Für Susanne Altoè ist das Leben heilig. Sie ist überzeugt: Kein Mensch sollte seinem Leben selbst ein Ende setzen. Und doch begleitet Susanne Altoè als römisch-katholische Seelsorgerin regelmässig Patientinnen und Patienten, die sich für einen assistierten Suizid entschieden haben.
Zum Beispiel eine ältere Frau mit Demenz. Eine halbe Stunde vor ihrem Termin mit Exit sagte sie der Seelsorgerin: Sie wisse, dass sie nicht auf dem Friedhof begraben werden könne, weil sie Sterbehilfe in Anspruch nehme. «Ich versicherte ihr, dass das nicht stimme, dass die Pfarrei nicht über die Art ihres Todes informiert werde», erzählt Susanne Altoè. «Und dass Gott die Not sicher sehe, die sie zu diesem Schritt geführt hat.»
Begleiten, nicht urteilen
Für Susanne Altoè, Vizepräsidentin des Berufsverbandes Seelsorge im Gesundheitswesen, ist klar: «Seelsorge bedeutet, ganz beim Menschen zu sein. Meine Aufgabe ist die Begleitung, nicht das Urteilen.»
Die Patientinnen und Pflegeheimbewohner fürchteten sich oft vor dem Leiden am Schluss des Lebens. Diese Ängste gelte es anzusprechen.
Bei allem Verständnis hat die Begleitung für Altoè Grenzen. Sie verlässt den Raum, wenn die Patientin oder der Patient das Gift schluckt. «Der assistierte Suizid ist ein aktiver Eingriff mit dem Ziel, einem Leben ein Ende zu setzen. Das hat etwas Gewaltsames.
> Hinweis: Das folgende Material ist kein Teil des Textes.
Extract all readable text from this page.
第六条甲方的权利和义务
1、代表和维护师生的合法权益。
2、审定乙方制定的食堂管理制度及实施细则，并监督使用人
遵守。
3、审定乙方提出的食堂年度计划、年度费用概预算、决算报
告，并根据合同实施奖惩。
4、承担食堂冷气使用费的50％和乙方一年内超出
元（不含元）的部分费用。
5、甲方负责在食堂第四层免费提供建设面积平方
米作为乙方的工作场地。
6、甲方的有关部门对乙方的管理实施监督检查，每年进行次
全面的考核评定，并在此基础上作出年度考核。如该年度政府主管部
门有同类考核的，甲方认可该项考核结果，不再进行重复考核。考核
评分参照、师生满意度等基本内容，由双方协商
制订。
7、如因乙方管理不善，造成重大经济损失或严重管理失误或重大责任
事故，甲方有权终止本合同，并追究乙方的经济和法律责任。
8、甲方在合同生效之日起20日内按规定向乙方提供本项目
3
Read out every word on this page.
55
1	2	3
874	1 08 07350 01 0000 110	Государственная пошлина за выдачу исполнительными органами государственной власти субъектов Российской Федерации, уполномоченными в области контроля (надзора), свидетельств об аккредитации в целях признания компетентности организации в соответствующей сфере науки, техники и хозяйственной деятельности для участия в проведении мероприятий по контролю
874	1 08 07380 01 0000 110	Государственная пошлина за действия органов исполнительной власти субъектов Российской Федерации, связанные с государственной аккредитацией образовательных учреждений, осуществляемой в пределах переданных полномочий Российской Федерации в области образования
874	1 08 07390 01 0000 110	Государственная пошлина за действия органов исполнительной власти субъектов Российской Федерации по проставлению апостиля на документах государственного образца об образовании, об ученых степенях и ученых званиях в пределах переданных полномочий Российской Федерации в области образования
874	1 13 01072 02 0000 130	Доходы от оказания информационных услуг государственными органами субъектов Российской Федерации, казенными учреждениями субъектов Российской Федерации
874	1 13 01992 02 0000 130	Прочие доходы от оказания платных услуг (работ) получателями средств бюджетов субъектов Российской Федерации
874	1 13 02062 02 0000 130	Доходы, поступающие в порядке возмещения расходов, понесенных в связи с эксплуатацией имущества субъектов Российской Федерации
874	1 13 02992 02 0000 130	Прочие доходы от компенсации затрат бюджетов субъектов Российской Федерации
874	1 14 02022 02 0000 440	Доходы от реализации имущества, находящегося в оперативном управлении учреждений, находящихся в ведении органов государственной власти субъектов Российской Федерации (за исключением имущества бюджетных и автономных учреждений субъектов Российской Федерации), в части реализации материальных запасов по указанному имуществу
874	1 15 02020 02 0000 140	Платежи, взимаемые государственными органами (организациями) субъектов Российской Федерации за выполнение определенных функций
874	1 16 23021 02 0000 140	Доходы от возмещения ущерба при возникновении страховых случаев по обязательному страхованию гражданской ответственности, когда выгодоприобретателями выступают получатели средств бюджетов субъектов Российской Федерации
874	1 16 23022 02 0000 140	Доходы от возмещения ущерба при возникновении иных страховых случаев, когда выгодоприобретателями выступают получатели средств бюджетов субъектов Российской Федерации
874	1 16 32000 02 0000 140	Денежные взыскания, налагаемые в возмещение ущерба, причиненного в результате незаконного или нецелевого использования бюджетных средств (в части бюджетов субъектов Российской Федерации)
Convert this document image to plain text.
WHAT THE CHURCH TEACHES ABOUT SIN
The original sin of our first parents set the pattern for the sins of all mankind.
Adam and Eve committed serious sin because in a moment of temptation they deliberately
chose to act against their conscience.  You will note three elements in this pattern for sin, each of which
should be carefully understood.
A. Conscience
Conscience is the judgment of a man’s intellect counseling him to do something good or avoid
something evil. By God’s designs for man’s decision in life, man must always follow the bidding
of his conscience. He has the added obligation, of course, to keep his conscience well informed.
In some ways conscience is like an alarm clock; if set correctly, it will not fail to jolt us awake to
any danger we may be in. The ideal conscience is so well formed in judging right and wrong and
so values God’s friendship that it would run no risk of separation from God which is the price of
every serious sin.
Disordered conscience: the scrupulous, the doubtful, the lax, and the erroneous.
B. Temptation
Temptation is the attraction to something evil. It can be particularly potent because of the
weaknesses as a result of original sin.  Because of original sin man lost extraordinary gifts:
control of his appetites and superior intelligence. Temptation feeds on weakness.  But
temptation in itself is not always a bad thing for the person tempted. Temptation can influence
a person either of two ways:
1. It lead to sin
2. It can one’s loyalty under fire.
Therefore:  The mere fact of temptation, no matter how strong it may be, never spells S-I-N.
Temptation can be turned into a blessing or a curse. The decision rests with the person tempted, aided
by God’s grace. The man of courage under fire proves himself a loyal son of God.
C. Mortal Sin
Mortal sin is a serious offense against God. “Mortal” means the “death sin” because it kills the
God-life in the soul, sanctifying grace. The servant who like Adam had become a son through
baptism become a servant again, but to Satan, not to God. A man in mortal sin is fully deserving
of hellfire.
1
Dabei stossen viele an ihre Grenzen: Angehörige, Pflegende, Seelsorgende.»
Altoè schätze es, dass ihre Kirche ihr die Freiheit gebe, bei diesem Akt nicht dabei zu sein. So wie sie ihrerseits die Freiheit akzeptiere, dass sich Menschen für den assistierten Suizid entscheiden.
«Moralisch falsche Handlung»
Tatsächlich schreibt die römisch-katholische Kirche ihren Seelsorgenden sogar vor, beim «Suizidakt das Zimmer physisch zu verlassen». So steht es in der Orientierungshilfe der Schweizer Bischofskonferenz.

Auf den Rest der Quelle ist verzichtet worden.